Jul 05, 2008, 11:07AM PDT | 9 comments
There is a GREAT website http://www.vaginismus.com/
I read it for hours and hours. They have all kinds of information, stories and things you can order to help. I recently purchased their kit that comes with vaginal trainers, a book, a journal and some other stuff.
I have just started reading the book and working through the journal. For the first time, I feel optimistic.
Good luck to everyone.
Jun 10, 2008, 03:33PM PDT | 0 comments
Please don’t despair … there is hope for a bright outcome. I’ve recently overcome this significant challenge by doing work getting comfortable with myself and my sexuality … and learning to pleasure myself to regular daily+ orgasms (using vibrator) and becoming more and more comfortable with that very experience. I’ve also made a serious commitment of telling my partner when it hurts .. and not just tough through it. Clearly my former fear of hurting his feelings hasn’t worked!
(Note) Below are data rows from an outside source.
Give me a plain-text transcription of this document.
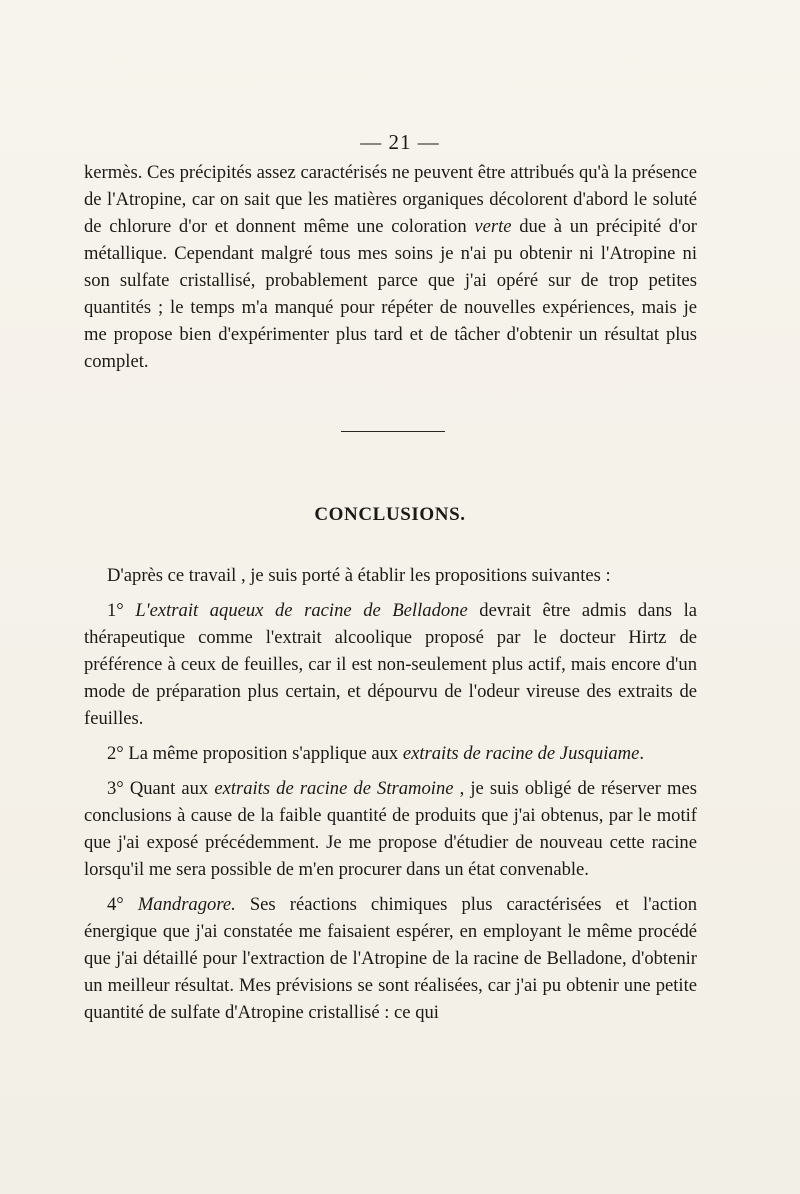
— 21 —

kermès. Ces précipités assez caractérisés ne peuvent être attribués qu'à la présence de l'Atropine, car on sait que les matières organiques décolorent d'abord le soluté de chlorure d'or et donnent même une coloration verte due à un précipité d'or métallique. Cependant malgré tous mes soins je n'ai pu obtenir ni l'Atropine ni son sulfate cristallisé, probablement parce que j'ai opéré sur de trop petites quantités ; le temps m'a manqué pour répéter de nouvelles expériences, mais je me propose bien d'expérimenter plus tard et de tâcher d'obtenir un résultat plus complet.

CONCLUSIONS.

D'après ce travail , je suis porté à établir les propositions suivantes :

1° L'extrait aqueux de racine de Belladone devrait être admis dans la thérapeutique comme l'extrait alcoolique proposé par le docteur Hirtz de préférence à ceux de feuilles, car il est non-seulement plus actif, mais encore d'un mode de préparation plus certain, et dépourvu de l'odeur vireuse des extraits de feuilles.

2° La même proposition s'applique aux extraits de racine de Jusquiame.

3° Quant aux extraits de racine de Stramoine , je suis obligé de réserver mes conclusions à cause de la faible quantité de produits que j'ai obtenus, par le motif que j'ai exposé précédemment. Je me propose d'étudier de nouveau cette racine lorsqu'il me sera possible de m'en procurer dans un état convenable.

4° Mandragore. Ses réactions chimiques plus caractérisées et l'action énergique que j'ai constatée me faisaient espérer, en employant le même procédé que j'ai détaillé pour l'extraction de l'Atropine de la racine de Belladone, d'obtenir un meilleur résultat. Mes prévisions se sont réalisées, car j'ai pu obtenir une petite quantité de sulfate d'Atropine cristallisé : ce qui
Figure out where your individual block is based .. and do your homwork to figure out how to take steps to overcome it. Then plod through them, day after day, after day. Keep motivated knowing there is a better way to live !
Be brave – it’s worth it! :))
Little Tenacious Gal
Jul 08, 2007, 12:43PM PDT | 0 comments
“7 people want to do this…”
Those are the best words I’ve seen in awhile. A week ago I didn’t know that my problem had a name, let alone that there were others trying to overcome the same thing. And I am in awe of those of you in the completed column-I hope to join you someday.
Jul 02, 2007, 02:34PM PDT | 3 cheers | 1 comment
I guess I do feel like a bit of a war zone. So many people need me – want me, and although I love them all (my beautiful children and husband) their needs often seem at odds with my own.
Not for him, but for me. I finally need to find a cure for vaginismus and hope that libido will follow. I need help and don’t know how to find it. There are several people on this site with the same goal or who have already overcome vaginismus. I can’t figure out how to send messages directly to anyone, though. It’s all rather frustrating. It is such an embarassing disease that there seems to be no support. None of my doctors can help either. It really does make a person feel rather alone. Like even my own body is rejecting me.
If anyone out there has the same goal or has overcome this and can figure out how to send messages, I would love to get some help and to offer support to others.